TRPV1 activation produces an influx of calcium and sodium ions, along with release of neuropeptides (SP, CGRP). This in turn triggers and promotes the process of neurogenic inflammation. The oral TRPV1 antagonist JNJ 10185734 has been reported to attenuate dextran sulfate sodium (DSS)-induced colitis in mice, suggesting a possible role for TRPV1 in initiation or maintenance of inflammation in the gut.42
Other previous animal studies strengthen the view that TRPV1 is involved in inflammation and hyperalgesia. In a rat model of DSS colitis,43
neonatal animals chemically denervated of TRPV1 fibres by treatment with capsaicin, and those given a TRPV1 antagonist in established DSS colitis, were both protected from the damaging effects of DSS.
Co-localisation studies would give further information as to the origin of the nerve fibres under study, subject to the availability of good antibodies for TRPV1 and SP raised in different species. Such studies may also provide insight into the relationship of these markers to abdominal pain score. The two primary antibodies used in this study are both anti-rabbit (), thereby precluding co-localisation by immunohistochemistry.
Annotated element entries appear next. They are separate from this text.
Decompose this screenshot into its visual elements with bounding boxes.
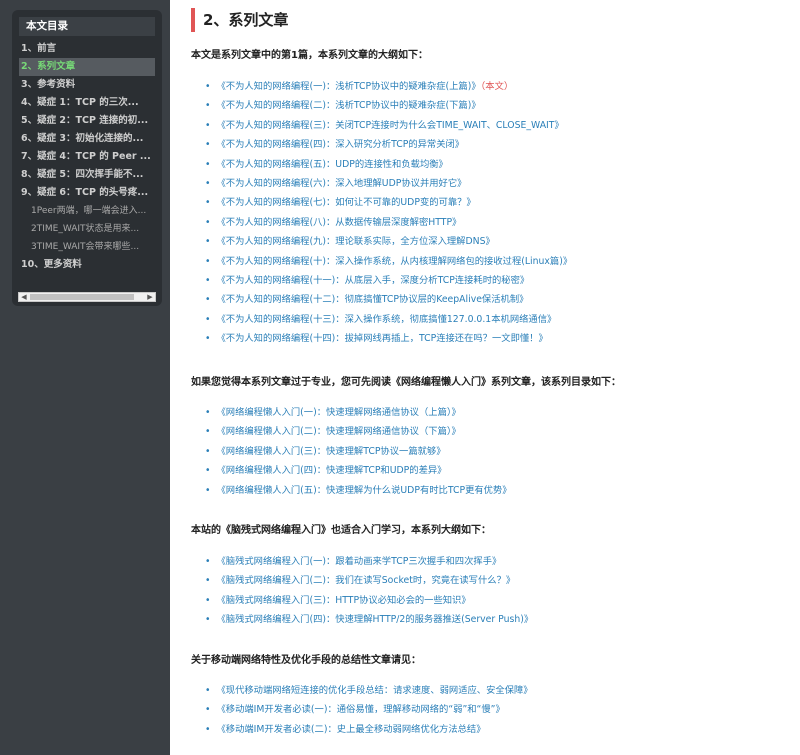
article-link-text[interactable]: 《网络编程懒人入门(二)：快速理解网络通信协议（下篇）》 (216, 426, 460, 437)
sidebar: 本文目录 1、前言 2、系列文章 3、参考资料 4、疑症 1：TCP 的三次... 5、… (0, 0, 170, 755)
section-heading: 2、系列文章 (191, 8, 791, 32)
article-link[interactable]: 《不为人知的网络编程(九)：理论联系实际，全方位深入理解DNS》 (205, 232, 572, 251)
toc-items: 1、前言 2、系列文章 3、参考资料 4、疑症 1：TCP 的三次... 5、疑症 2：… (12, 40, 162, 274)
article-link[interactable]: 《移动端IM开发者必读(二)：史上最全移动弱网络优化方法总结》 (205, 720, 533, 739)
toc-item[interactable]: 8、疑症 5：四次挥手能不... (19, 166, 155, 184)
toc-item[interactable]: 2、系列文章 (19, 58, 155, 76)
article-link[interactable]: 《不为人知的网络编程(六)：深入地理解UDP协议并用好它》 (205, 174, 572, 193)
article-link-text[interactable]: 《不为人知的网络编程(三)：关闭TCP连接时为什么会TIME_WAIT、CLOS… (216, 120, 563, 131)
article-link-text[interactable]: 《不为人知的网络编程(七)：如何让不可靠的UDP变的可靠？》 (216, 197, 475, 208)
section-intro: 本站的《脑残式网络编程入门》也适合入门学习，本系列大纲如下： (191, 525, 491, 536)
article-link-text[interactable]: 《不为人知的网络编程(十四)：拔掉网线再插上，TCP连接还在吗？一文即懂！》 (216, 333, 547, 344)
article-link[interactable]: 《不为人知的网络编程(三)：关闭TCP连接时为什么会TIME_WAIT、CLOS… (205, 116, 572, 135)
article-link-text[interactable]: 《不为人知的网络编程(十二)：彻底搞懂TCP协议层的KeepAlive保活机制》 (216, 294, 528, 305)
article-content: 2、系列文章 本文是系列文章中的第1篇，本系列文章的大纲如下： 《不为人知的网络编… (191, 0, 791, 755)
article-link-text[interactable]: 《不为人知的网络编程(九)：理论联系实际，全方位深入理解DNS》 (216, 236, 494, 247)
toc-item[interactable]: 5、疑症 2：TCP 连接的初... (19, 112, 155, 130)
article-link-text[interactable]: 《不为人知的网络编程(四)：深入研究分析TCP的异常关闭》 (216, 139, 464, 150)
article-link-text[interactable]: 《不为人知的网络编程(五)：UDP的连接性和负载均衡》 (216, 159, 447, 170)
toc-title: 本文目录 (19, 17, 155, 36)
article-link[interactable]: 《不为人知的网络编程(二)：浅析TCP协议中的疑难杂症(下篇)》 (205, 96, 572, 115)
section-intro: 如果您觉得本系列文章过于专业，您可先阅读《网络编程懒人入门》系列文章，该系列目录… (191, 377, 621, 388)
article-link-text[interactable]: 《网络编程懒人入门(四)：快速理解TCP和UDP的差异》 (216, 465, 446, 476)
article-link-list: 《不为人知的网络编程(一)：浅析TCP协议中的疑难杂症(上篇)》（本文）《不为人… (205, 77, 572, 348)
article-link[interactable]: 《不为人知的网络编程(十)：深入操作系统，从内核理解网络包的接收过程(Linux… (205, 252, 572, 271)
article-link-text[interactable]: 《现代移动端网络短连接的优化手段总结：请求速度、弱网适应、安全保障》 (216, 685, 532, 696)
article-link-list: 《网络编程懒人入门(一)：快速理解网络通信协议（上篇）》《网络编程懒人入门(二)… (205, 403, 512, 500)
article-link[interactable]: 《网络编程懒人入门(四)：快速理解TCP和UDP的差异》 (205, 461, 512, 480)
article-link[interactable]: 《不为人知的网络编程(十二)：彻底搞懂TCP协议层的KeepAlive保活机制》 (205, 290, 572, 309)
article-link[interactable]: 《不为人知的网络编程(五)：UDP的连接性和负载均衡》 (205, 155, 572, 174)
article-link-text[interactable]: 《不为人知的网络编程(八)：从数据传输层深度解密HTTP》 (216, 217, 461, 228)
article-link-text[interactable]: 《网络编程懒人入门(五)：快速理解为什么说UDP有时比TCP更有优势》 (216, 485, 511, 496)
article-link[interactable]: 《现代移动端网络短连接的优化手段总结：请求速度、弱网适应、安全保障》 (205, 681, 532, 700)
current-article-tag: （本文） (480, 81, 514, 92)
article-link[interactable]: 《不为人知的网络编程(一)：浅析TCP协议中的疑难杂症(上篇)》（本文） (205, 77, 572, 96)
article-link[interactable]: 《不为人知的网络编程(四)：深入研究分析TCP的异常关闭》 (205, 135, 572, 154)
article-link[interactable]: 《不为人知的网络编程(十三)：深入操作系统，彻底搞懂127.0.0.1本机网络通… (205, 310, 572, 329)
article-link-text[interactable]: 《不为人知的网络编程(十)：深入操作系统，从内核理解网络包的接收过程(Linux… (216, 256, 572, 267)
article-link-text[interactable]: 《不为人知的网络编程(十三)：深入操作系统，彻底搞懂127.0.0.1本机网络通… (216, 314, 556, 325)
article-link[interactable]: 《脑残式网络编程入门(四)：快速理解HTTP/2的服务器推送(Server Pu… (205, 610, 533, 629)
article-link-text[interactable]: 《网络编程懒人入门(三)：快速理解TCP协议一篇就够》 (216, 446, 445, 457)
scrollbar-thumb[interactable] (30, 294, 134, 300)
toc-item[interactable]: 1Peer两端，哪一端会进入... (19, 202, 155, 220)
section-intro: 本文是系列文章中的第1篇，本系列文章的大纲如下： (191, 50, 428, 61)
toc-item[interactable]: 9、疑症 6：TCP 的头号疼... (19, 184, 155, 202)
article-link-text[interactable]: 《脑残式网络编程入门(一)：跟着动画来学TCP三次握手和四次挥手》 (216, 556, 501, 567)
article-link-text[interactable]: 《不为人知的网络编程(十一)：从底层入手，深度分析TCP连接耗时的秘密》 (216, 275, 529, 286)
toc-item[interactable]: 3TIME_WAIT会带来哪些... (19, 238, 155, 256)
toc-horizontal-scrollbar[interactable]: ◀ ▶ (18, 292, 156, 302)
article-link-list: 《现代移动端网络短连接的优化手段总结：请求速度、弱网适应、安全保障》《移动端IM… (205, 681, 533, 739)
toc-item[interactable]: 6、疑症 3：初始化连接的... (19, 130, 155, 148)
article-link-text[interactable]: 《脑残式网络编程入门(二)：我们在读写Socket时，究竟在读写什么？》 (216, 575, 515, 586)
toc-item[interactable]: 3、参考资料 (19, 76, 155, 94)
toc-item[interactable]: 2TIME_WAIT状态是用来... (19, 220, 155, 238)
article-link-text[interactable]: 《移动端IM开发者必读(二)：史上最全移动弱网络优化方法总结》 (216, 724, 485, 735)
article-link[interactable]: 《脑残式网络编程入门(三)：HTTP协议必知必会的一些知识》 (205, 591, 533, 610)
section-intro: 关于移动端网络特性及优化手段的总结性文章请见： (191, 655, 421, 666)
toc-item[interactable]: 1、前言 (19, 40, 155, 58)
article-link[interactable]: 《网络编程懒人入门(五)：快速理解为什么说UDP有时比TCP更有优势》 (205, 481, 511, 500)
article-link[interactable]: 《网络编程懒人入门(三)：快速理解TCP协议一篇就够》 (205, 442, 512, 461)
article-link[interactable]: 《移动端IM开发者必读(一)：通俗易懂，理解移动网络的“弱”和“慢”》 (205, 700, 533, 719)
article-link-text[interactable]: 《脑残式网络编程入门(四)：快速理解HTTP/2的服务器推送(Server Pu… (216, 614, 533, 625)
article-link-text[interactable]: 《不为人知的网络编程(六)：深入地理解UDP协议并用好它》 (216, 178, 466, 189)
toc-item[interactable]: 10、更多资料 (19, 256, 155, 274)
article-link-text[interactable]: 《网络编程懒人入门(一)：快速理解网络通信协议（上篇）》 (216, 407, 460, 418)
toc-item[interactable]: 7、疑症 4：TCP 的 Peer ... (19, 148, 155, 166)
article-link[interactable]: 《不为人知的网络编程(八)：从数据传输层深度解密HTTP》 (205, 213, 572, 232)
article-link-text[interactable]: 《移动端IM开发者必读(一)：通俗易懂，理解移动网络的“弱”和“慢”》 (216, 704, 504, 715)
article-link[interactable]: 《网络编程懒人入门(一)：快速理解网络通信协议（上篇）》 (205, 403, 512, 422)
table-of-contents: 本文目录 1、前言 2、系列文章 3、参考资料 4、疑症 1：TCP 的三次... 5、… (12, 10, 162, 306)
article-link[interactable]: 《脑残式网络编程入门(二)：我们在读写Socket时，究竟在读写什么？》 (205, 571, 533, 590)
article-link-text[interactable]: 《脑残式网络编程入门(三)：HTTP协议必知必会的一些知识》 (216, 595, 470, 606)
scroll-right-arrow-icon[interactable]: ▶ (145, 293, 155, 301)
article-link-text[interactable]: 《不为人知的网络编程(一)：浅析TCP协议中的疑难杂症(上篇)》 (216, 81, 480, 92)
article-link[interactable]: 《不为人知的网络编程(十四)：拔掉网线再插上，TCP连接还在吗？一文即懂！》 (205, 329, 572, 348)
article-link-list: 《脑残式网络编程入门(一)：跟着动画来学TCP三次握手和四次挥手》《脑残式网络编… (205, 552, 533, 630)
toc-item[interactable]: 4、疑症 1：TCP 的三次... (19, 94, 155, 112)
article-link[interactable]: 《不为人知的网络编程(七)：如何让不可靠的UDP变的可靠？》 (205, 193, 572, 212)
article-link[interactable]: 《脑残式网络编程入门(一)：跟着动画来学TCP三次握手和四次挥手》 (205, 552, 533, 571)
article-link-text[interactable]: 《不为人知的网络编程(二)：浅析TCP协议中的疑难杂症(下篇)》 (216, 100, 480, 111)
article-link[interactable]: 《不为人知的网络编程(十一)：从底层入手，深度分析TCP连接耗时的秘密》 (205, 271, 572, 290)
scroll-left-arrow-icon[interactable]: ◀ (19, 293, 29, 301)
article-link[interactable]: 《网络编程懒人入门(二)：快速理解网络通信协议（下篇）》 (205, 422, 512, 441)
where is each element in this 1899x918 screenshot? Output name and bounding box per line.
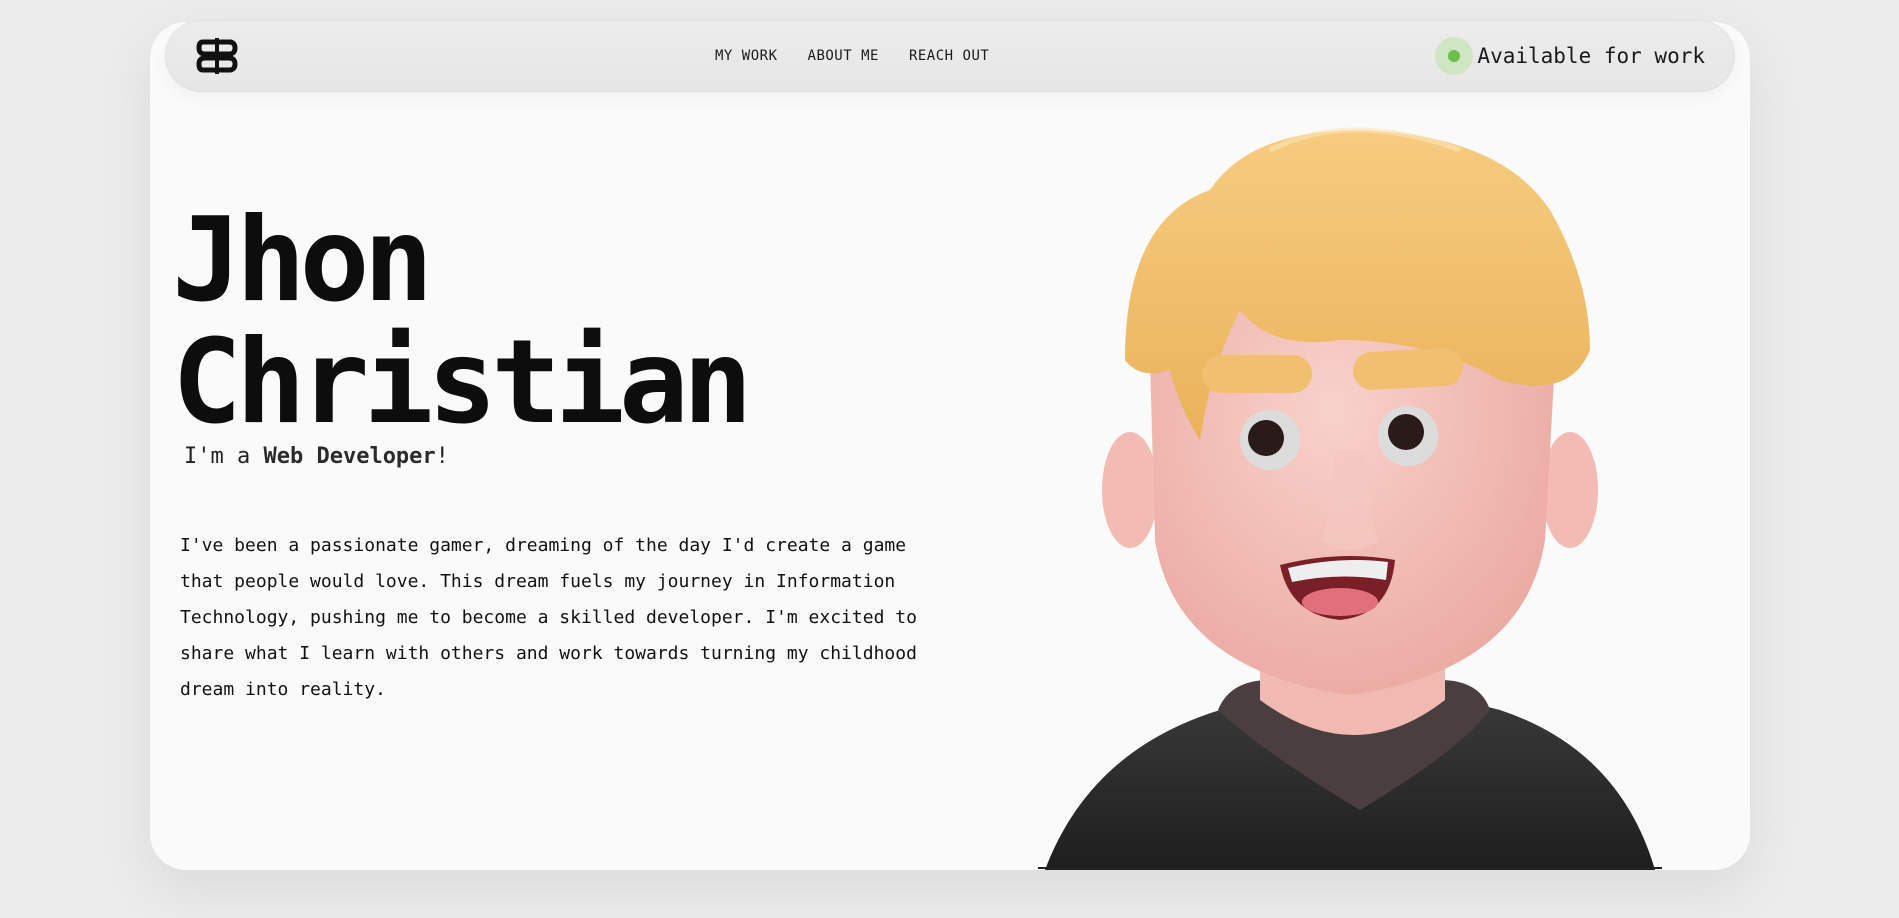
bio-paragraph: I've been a passionate gamer, dreaming o… — [180, 535, 917, 700]
nav-links: MY WORK ABOUT ME REACH OUT — [715, 20, 989, 92]
logo-icon[interactable] — [195, 34, 239, 78]
role-prefix: I'm a — [184, 444, 251, 469]
hero-name: Jhon Christian — [172, 193, 753, 450]
portfolio-page: MY WORK ABOUT ME REACH OUT Available for… — [0, 0, 1899, 918]
nav-link-about-me[interactable]: ABOUT ME — [808, 48, 879, 64]
avatar-illustration — [1038, 127, 1662, 870]
role-suffix: ! — [435, 444, 449, 469]
navbar: MY WORK ABOUT ME REACH OUT Available for… — [165, 20, 1735, 92]
status-text: Available for work — [1477, 44, 1705, 68]
role-line: I'm a Web Developer! — [184, 444, 449, 469]
status-indicator — [1435, 37, 1474, 75]
nav-link-reach-out[interactable]: REACH OUT — [909, 48, 989, 64]
status-dot-icon — [1448, 50, 1461, 62]
nav-link-my-work[interactable]: MY WORK — [715, 48, 778, 64]
hero-last-name: Christian — [172, 315, 753, 450]
availability-status: Available for work — [1435, 20, 1705, 92]
role-title: Web Developer — [263, 444, 436, 469]
hero-first-name: Jhon — [172, 193, 433, 328]
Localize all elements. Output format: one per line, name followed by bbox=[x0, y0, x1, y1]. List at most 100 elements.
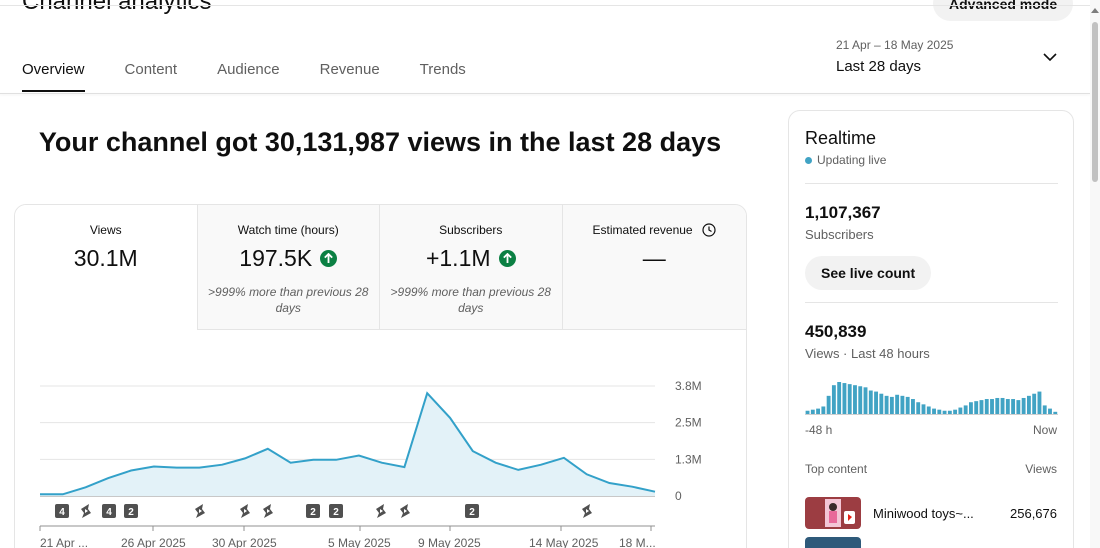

There have been reports of a higher incidence of anxiety and depressive symptoms in IBS patients than in controls,44 45
but our IBS patients had similar BDI and HADS scores to those of the control group. Central factors are likely to play an important role in the generation of pain and visceral hypersensitivity as well as peripheral mechanisms.34
In this study we focused on the peripheral sensitising mechanisms involving low-grade inflammation and neuronal interactions in the generation of pain.
In summary, we present evidence that TRPV1 nerve fibres are increased in the mucosa of IBS patients. Our results provide a mechanism which may contribute to the pathophysiology of pain in IBS, and clinical trials with TRPV1 antagonists are warranted in this condition.